Friday, July 20, 2007

Copies, duplicates, identification

In at least three projects I'm working on now I am seeing problems with the conflict between managing copies (which libraries do) and managing content (which users want). Even before we go chasing after the FRBR concept of the work, we are already dealing with what FRBR-izers would call "different items of the same manifestation." Given that the items we tend to hold were mass produced, and thus there are many copies of them, it seems odd that we have never found a way to identify the published set that those items belong to.

"Ah," you say, "what about the ISBN?" The ISBN is a good manifestation identifier for things published after 1968 (not to mention some teddy bears and fancy chocolates), but it doesn't help us for anything earlier than that.

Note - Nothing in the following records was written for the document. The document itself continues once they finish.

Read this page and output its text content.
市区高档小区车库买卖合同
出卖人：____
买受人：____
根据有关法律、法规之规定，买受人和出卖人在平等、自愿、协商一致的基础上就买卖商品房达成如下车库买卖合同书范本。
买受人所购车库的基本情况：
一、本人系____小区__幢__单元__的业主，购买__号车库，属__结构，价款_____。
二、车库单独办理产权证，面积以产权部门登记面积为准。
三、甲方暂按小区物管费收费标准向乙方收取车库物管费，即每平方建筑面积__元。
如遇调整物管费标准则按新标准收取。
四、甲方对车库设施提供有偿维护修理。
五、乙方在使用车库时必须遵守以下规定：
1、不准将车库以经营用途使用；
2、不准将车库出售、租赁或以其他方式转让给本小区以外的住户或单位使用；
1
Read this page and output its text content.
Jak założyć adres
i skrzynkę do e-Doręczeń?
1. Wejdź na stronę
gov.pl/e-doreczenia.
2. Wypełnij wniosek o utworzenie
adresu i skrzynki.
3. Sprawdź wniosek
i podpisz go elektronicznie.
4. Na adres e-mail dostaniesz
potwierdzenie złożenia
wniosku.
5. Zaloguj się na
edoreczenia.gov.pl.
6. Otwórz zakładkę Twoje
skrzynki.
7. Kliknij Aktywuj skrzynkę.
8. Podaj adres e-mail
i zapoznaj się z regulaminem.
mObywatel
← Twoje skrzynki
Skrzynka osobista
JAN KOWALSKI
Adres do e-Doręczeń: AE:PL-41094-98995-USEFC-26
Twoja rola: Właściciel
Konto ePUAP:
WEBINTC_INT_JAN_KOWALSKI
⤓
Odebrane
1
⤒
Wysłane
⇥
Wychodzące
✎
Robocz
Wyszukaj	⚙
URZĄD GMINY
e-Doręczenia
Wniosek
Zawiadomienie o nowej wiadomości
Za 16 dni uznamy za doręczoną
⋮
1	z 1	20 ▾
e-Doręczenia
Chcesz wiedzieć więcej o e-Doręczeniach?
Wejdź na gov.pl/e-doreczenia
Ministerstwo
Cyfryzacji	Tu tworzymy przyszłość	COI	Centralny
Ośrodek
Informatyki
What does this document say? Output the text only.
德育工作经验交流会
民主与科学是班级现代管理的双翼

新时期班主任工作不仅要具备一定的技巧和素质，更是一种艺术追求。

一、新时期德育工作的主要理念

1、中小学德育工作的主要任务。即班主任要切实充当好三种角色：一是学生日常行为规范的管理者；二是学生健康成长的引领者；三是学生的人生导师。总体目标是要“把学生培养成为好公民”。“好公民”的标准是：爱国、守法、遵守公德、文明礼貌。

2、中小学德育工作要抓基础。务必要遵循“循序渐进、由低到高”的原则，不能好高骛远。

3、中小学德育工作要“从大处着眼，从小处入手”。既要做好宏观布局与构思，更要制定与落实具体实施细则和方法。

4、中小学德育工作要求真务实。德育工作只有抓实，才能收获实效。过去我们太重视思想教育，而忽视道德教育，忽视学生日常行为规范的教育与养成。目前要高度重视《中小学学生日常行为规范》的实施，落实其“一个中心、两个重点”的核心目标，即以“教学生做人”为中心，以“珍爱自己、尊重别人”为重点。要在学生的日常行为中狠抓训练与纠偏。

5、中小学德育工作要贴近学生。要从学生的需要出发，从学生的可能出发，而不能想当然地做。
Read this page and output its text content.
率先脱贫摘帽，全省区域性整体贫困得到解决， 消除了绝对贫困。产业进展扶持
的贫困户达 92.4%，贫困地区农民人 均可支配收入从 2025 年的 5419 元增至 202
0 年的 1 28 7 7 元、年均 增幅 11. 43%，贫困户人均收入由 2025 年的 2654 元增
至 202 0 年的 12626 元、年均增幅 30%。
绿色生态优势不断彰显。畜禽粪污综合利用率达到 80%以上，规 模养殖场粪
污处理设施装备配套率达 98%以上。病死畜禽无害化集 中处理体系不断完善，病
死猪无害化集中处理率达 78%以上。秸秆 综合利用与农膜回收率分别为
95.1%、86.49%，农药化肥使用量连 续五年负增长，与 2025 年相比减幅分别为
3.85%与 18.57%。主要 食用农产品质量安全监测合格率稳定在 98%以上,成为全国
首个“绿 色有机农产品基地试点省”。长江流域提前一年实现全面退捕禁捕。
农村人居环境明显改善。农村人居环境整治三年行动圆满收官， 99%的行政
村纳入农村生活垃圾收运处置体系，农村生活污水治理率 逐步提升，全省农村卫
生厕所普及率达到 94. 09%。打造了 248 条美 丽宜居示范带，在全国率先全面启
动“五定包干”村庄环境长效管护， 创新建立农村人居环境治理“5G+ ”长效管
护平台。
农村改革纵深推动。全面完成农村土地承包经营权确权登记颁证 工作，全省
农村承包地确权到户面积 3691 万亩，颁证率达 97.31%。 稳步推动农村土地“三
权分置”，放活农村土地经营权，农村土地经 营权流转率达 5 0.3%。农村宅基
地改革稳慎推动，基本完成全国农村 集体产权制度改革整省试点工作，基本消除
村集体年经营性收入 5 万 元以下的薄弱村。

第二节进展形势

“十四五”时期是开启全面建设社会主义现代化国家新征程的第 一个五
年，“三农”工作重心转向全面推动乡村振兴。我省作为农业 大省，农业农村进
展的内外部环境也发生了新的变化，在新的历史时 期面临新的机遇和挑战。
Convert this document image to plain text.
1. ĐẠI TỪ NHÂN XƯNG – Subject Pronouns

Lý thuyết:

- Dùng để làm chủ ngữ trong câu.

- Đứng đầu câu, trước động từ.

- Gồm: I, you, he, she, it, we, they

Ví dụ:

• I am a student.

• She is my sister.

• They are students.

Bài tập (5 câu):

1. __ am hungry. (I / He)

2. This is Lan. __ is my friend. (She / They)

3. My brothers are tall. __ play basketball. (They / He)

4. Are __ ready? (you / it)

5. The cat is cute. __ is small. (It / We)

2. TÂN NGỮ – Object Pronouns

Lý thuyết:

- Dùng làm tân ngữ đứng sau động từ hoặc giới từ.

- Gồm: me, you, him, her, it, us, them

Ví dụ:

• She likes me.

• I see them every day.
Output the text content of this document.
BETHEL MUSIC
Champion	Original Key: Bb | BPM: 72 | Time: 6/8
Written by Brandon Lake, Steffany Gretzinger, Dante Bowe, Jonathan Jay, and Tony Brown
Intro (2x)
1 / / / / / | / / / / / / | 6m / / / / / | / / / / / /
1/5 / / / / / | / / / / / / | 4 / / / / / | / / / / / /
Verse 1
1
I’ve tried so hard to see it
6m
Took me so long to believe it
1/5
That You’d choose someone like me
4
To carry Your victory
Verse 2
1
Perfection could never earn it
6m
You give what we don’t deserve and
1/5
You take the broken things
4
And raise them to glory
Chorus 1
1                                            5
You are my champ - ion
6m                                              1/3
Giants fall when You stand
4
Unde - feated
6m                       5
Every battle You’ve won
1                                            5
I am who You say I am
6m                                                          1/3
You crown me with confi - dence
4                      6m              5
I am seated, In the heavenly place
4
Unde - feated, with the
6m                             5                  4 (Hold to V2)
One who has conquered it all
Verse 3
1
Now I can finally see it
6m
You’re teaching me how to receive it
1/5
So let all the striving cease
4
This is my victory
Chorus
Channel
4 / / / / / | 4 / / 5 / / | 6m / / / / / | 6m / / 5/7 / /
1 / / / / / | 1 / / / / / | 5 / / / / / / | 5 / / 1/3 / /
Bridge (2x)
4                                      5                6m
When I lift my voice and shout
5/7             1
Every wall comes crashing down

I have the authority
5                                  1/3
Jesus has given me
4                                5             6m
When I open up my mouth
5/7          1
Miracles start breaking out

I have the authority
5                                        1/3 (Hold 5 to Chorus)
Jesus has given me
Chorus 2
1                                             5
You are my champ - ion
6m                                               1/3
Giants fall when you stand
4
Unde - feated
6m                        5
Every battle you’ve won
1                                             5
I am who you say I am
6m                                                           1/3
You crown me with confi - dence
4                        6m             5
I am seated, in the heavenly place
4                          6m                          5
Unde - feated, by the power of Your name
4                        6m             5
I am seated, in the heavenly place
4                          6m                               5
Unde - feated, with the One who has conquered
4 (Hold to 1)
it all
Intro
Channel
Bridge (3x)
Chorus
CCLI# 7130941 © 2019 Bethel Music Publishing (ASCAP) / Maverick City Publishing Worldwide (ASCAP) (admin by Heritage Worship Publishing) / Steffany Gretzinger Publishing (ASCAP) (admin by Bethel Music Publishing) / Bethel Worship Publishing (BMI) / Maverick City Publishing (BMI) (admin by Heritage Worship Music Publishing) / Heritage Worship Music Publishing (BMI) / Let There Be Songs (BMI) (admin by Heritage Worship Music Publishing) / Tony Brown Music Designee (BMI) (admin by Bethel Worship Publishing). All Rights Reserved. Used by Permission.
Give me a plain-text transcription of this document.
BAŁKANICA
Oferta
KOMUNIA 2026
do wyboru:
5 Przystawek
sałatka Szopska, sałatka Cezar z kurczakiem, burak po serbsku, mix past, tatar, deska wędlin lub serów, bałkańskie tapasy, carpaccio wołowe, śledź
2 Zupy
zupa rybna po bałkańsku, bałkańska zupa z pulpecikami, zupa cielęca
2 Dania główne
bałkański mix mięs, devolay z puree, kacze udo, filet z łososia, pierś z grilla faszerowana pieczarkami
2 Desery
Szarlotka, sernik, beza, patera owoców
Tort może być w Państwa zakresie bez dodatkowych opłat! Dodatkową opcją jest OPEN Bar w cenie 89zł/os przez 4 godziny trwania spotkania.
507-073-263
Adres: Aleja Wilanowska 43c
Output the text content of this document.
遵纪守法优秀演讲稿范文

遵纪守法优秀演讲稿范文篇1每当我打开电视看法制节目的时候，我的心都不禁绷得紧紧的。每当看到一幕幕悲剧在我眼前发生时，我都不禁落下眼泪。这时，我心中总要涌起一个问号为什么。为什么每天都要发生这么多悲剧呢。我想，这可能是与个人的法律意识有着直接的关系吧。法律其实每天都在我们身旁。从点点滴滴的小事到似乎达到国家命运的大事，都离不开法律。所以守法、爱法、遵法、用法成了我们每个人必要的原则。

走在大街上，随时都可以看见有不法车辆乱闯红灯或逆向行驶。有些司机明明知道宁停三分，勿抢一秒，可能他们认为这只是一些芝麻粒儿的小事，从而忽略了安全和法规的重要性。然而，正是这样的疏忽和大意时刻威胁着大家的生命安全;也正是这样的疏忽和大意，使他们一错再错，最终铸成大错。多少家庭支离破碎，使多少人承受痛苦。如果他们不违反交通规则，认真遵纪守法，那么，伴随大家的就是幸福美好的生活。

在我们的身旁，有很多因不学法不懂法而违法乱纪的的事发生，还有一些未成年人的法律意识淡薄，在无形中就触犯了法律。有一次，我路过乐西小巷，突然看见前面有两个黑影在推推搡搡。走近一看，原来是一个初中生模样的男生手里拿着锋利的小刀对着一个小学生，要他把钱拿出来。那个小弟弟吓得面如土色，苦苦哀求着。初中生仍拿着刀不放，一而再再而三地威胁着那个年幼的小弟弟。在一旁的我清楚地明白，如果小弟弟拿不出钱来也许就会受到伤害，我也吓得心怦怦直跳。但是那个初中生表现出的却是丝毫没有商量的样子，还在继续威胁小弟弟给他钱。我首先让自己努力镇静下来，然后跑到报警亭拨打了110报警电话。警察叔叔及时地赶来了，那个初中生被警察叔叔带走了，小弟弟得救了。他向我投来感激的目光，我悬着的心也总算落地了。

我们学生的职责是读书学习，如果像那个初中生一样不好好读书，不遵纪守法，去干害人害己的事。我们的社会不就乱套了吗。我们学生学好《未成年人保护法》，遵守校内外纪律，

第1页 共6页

You probably aren't saying, "What about the BICI?" which was an admirable attempt to create a book identifier similar to the SICI (which covers serials, serials issues, and serials articles). The BICI never got beyond being a draft NISO standard, presumably because no one was interested in using it. The SICI is indeed a full NISO standard, but it seems to be falling out of use. Both of these were identifiers that could be derived either from the piece or from metadata, which is in itself not a bad idea. What was a less than good idea is that the BICI only could be derived for books that have ISBNs, but if you've got an ISBN you haven't a whole lot of use for a BICI, although it would allow you to identify individual chapters or sections of the book. But as a book identifier, it doesn't do much for us.

Now that we're moving into a time of digitization of books, I'm wondering if we can't at least find a way to identify the duplicate digital copies (of which there will be many as the various digitization projects go forward, madly grabbing books off of shelves and rushing them to scanners). Early books were identified using incipits, usually a few characters of beginning and ending text. Today's identifier would have to be more clever, but surely with the ability to run a computation on the digitized book there would be some way to derive an identifier that is accurate enough for the kind of operation where lives aren't usually at stake. There would be the need to connect the derived book identifier to the physical copies of the book, but I'm confident we can do that, even if over a bit of time.

Both Google and the Internet Archive are assigning unique identifiers to digitized books, but we have to presume that these are internal copy level identifiers, not manifestation-specific. The Archive seems to use some combination of the title and the author. Thus "Venice" by Mortimer Menpes is venicemenpes00menpiala while "Venice" by Berly De Zoete is venicedeselincou00dezoiala and "Venice" by Daniel Pidgeon is venicepidgeon00pidgiala. The zeroes in there lead me to believe that if they received another copy it would get identified as "01." Google produces an impenetrable identifier for the Mortimer Menpes book: id=4XsKAAAAIAAJ, which may or may not be derivable from the book itself. I suspect not. And we know that Google will have duplicates so we also know that each item will be identified, not each manifestation.

Meanwhile, there is a rumor circulating that the there is discussion taking place at Bowker, the ISBN agency, on the feasibility of assigning ISBNs to pre-1968 works, especially as they get digitized. I'm very interested in how (if?) we can attach such an identifier to the many copies of the books that already exist, and to their metadata. (This sounds like a job for WorldCat, doesn't it, since they have probably the biggest and most accurately de-duped database of manifestations.)

I know nothing more about it than that, but will pass along any info if I get it. And I'd love to hear from anyone who does know more.

2 comments:

Unknown said...

For an identifier, how about the MD5 hash (or similar)? It's something which can be derived from the digital object via a well-known and open algorithm, and should be unique. It also avoid duplication problems bound to occur when metadata is used to create an identifier.

Karen Coyle said...

Andy,

The problem is that the digital objects will not be identical, just the object of the digital objects will be. Somehow, the identifier has to be based on that underlying object. That's why I was thinking about incipits -- something that would identify the actual printed text. I'm thinking something like the first word on every nth page. Of course, if the target word gets garbled in the OCR, then ... OK, it's complicated, but I'm sure that there is a solution.